Tatsächlich gelangt sie zu dem Haus im Wald, in dem Brüder leben. Als sie dort ankommt, ist nur Benjamin zu Hause, dem schnell klar wird, dass er seine Schwester vor sich hat. Er gibt sich zu erkennen, hat jedoch Bedenken, dass seine Brüder wegen des Racheschwurs sie töten könnten. Also versteckt er sie zunächst und verkündet seinen Brüdern beim Essen, dass sich etwas Bemerkenswertes zugetragen habe, während sie im Wald waren. Er verspricht ihnen, das Geheimnis mit ihnen zu teilen, wenn sie ihrerseits versprechen, entgegen ihres Racheschwurs das erste Mädchen zu schonen, das ihnen begegnet. Dann erst holt er die Schwester aus ihrem Versteck. Alle Brüder sind glücklich über eine so schöne Schwester und nehmen sie in ihre Gemeinschaft auf. Eines Tages will das Mädchen ihren Brüdern eine besondere Freude machen und pflückt vor dem Häuschen zwölf Lilien, um damit den Tisch zu schmücken. Doch kaum hat sie die Lilien abgebrochen, da steigen zwölf Raben in den Himmel auf, der Garten wie auch das Häuschen verschwinden. Eine alte Frau erscheint und klagt sie an: durch ihren Frevel seien die Brüder in Raben verwandelt und für immer verloren. Es gibt nur ein einziges Mittel, sie zu erlösen: das Mädchen darf sieben Jahre lange kein einziges Wort reden und zudem nicht lachen. Ein zweites Mal ist die Schwester bereit, für ihre Brüder alles hinter sich zu lassen.

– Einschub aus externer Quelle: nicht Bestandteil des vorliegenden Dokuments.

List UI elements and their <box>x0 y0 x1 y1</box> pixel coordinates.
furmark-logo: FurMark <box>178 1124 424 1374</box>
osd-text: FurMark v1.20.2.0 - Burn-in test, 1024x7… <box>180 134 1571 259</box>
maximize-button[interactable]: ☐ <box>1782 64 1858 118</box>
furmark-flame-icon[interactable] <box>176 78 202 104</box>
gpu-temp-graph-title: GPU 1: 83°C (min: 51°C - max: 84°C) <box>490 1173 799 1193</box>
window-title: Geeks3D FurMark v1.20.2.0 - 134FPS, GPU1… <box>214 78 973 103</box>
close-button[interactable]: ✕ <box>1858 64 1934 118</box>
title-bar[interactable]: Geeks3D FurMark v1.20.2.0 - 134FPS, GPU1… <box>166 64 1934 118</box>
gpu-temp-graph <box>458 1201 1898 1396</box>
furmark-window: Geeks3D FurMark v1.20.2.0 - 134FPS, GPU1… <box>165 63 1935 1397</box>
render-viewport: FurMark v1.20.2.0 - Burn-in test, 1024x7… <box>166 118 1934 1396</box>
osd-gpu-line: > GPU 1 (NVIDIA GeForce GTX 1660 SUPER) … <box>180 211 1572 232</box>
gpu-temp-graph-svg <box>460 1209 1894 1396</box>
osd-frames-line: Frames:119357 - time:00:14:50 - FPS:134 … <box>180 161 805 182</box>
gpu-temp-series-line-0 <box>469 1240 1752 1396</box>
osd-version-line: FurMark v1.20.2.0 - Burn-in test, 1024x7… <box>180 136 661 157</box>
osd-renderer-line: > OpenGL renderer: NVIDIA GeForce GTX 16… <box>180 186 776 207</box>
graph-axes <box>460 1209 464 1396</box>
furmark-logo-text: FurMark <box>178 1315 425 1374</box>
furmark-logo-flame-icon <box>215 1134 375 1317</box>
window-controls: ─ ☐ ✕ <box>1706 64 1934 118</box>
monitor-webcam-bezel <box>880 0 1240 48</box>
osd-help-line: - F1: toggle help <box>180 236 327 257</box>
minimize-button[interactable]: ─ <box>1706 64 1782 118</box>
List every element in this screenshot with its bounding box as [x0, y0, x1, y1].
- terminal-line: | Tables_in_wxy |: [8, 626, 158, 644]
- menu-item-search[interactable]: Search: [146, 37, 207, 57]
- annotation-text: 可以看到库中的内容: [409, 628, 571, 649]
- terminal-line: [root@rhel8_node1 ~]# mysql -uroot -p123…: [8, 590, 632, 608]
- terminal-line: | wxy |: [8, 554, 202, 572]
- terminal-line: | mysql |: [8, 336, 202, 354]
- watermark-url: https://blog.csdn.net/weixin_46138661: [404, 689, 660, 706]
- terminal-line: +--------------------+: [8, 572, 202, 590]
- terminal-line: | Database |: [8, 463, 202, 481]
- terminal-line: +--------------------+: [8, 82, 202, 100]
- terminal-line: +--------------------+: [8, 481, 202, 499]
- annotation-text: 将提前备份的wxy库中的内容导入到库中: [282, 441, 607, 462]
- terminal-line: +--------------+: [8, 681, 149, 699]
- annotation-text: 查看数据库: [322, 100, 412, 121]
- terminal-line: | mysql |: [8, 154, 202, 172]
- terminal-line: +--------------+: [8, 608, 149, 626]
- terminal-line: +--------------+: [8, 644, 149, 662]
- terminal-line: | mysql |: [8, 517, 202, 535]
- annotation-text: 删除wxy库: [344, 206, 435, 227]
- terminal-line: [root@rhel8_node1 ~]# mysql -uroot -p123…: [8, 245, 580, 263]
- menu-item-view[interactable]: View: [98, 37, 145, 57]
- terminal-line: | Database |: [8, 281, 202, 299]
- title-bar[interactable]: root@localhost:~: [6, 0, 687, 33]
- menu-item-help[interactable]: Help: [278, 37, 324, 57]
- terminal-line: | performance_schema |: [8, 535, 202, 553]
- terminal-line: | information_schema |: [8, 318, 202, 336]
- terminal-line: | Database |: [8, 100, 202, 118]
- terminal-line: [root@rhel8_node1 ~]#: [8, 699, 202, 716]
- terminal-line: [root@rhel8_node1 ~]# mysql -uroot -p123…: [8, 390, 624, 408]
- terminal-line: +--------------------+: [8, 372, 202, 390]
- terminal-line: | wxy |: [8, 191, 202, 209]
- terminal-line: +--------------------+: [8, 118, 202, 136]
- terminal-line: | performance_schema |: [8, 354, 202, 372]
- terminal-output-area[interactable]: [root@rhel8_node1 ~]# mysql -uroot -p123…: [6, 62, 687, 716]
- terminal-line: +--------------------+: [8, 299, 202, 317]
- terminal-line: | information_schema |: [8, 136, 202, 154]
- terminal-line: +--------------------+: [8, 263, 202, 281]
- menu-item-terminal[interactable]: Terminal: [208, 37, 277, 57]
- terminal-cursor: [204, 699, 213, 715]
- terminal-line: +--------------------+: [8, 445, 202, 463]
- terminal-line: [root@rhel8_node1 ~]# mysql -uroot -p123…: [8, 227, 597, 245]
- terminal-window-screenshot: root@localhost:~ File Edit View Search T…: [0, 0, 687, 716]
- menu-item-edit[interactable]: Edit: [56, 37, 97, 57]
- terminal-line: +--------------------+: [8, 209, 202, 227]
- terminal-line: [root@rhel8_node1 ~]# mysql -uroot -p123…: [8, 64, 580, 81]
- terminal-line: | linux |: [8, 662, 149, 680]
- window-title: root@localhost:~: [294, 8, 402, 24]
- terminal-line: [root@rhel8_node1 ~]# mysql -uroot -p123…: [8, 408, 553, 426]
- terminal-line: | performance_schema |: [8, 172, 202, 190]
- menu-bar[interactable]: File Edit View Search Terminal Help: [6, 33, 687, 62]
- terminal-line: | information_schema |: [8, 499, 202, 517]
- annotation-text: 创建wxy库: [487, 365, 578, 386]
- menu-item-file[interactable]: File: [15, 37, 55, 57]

Sie steigt auf einen hohen Baum und schweigt. Auch als ein fremder Königssohn sie dort findet und von ihrer Schönheit überwältigt ihr einen Heiratsabtrag macht, kommt kein Wort über ihre Lippen. Jedoch nickt sie und wird seine Frau. Das Paar ist gleücklich miteinander, obwohl die junge Frau noch immer kein Wort redet und auch niemals lacht. Doch ihre Schwiegermutter hasst und verleumdet sie, solange, bis ihr Ehemann widerstrebend ihr Todesurteil unterschreibt. Ein Scheiterhaufen wird errichtet und sie an den Pfahl gebunden. Als schon die Flammen an ihrem Kleid lecken, kommen zwölf Raben geflogen, die, als sie Erde berühren, zu ihren Brüdern werden. Die sieben Schweigejahre sind in dieser Sekunde vorrüber, sie kann erklären, warum sie lange schweigen musste und niemals lachen durfte. Statt  ihrer wird die boshafte Schwiegermutter verurteilt und muss einen grausamen Tod erleiden.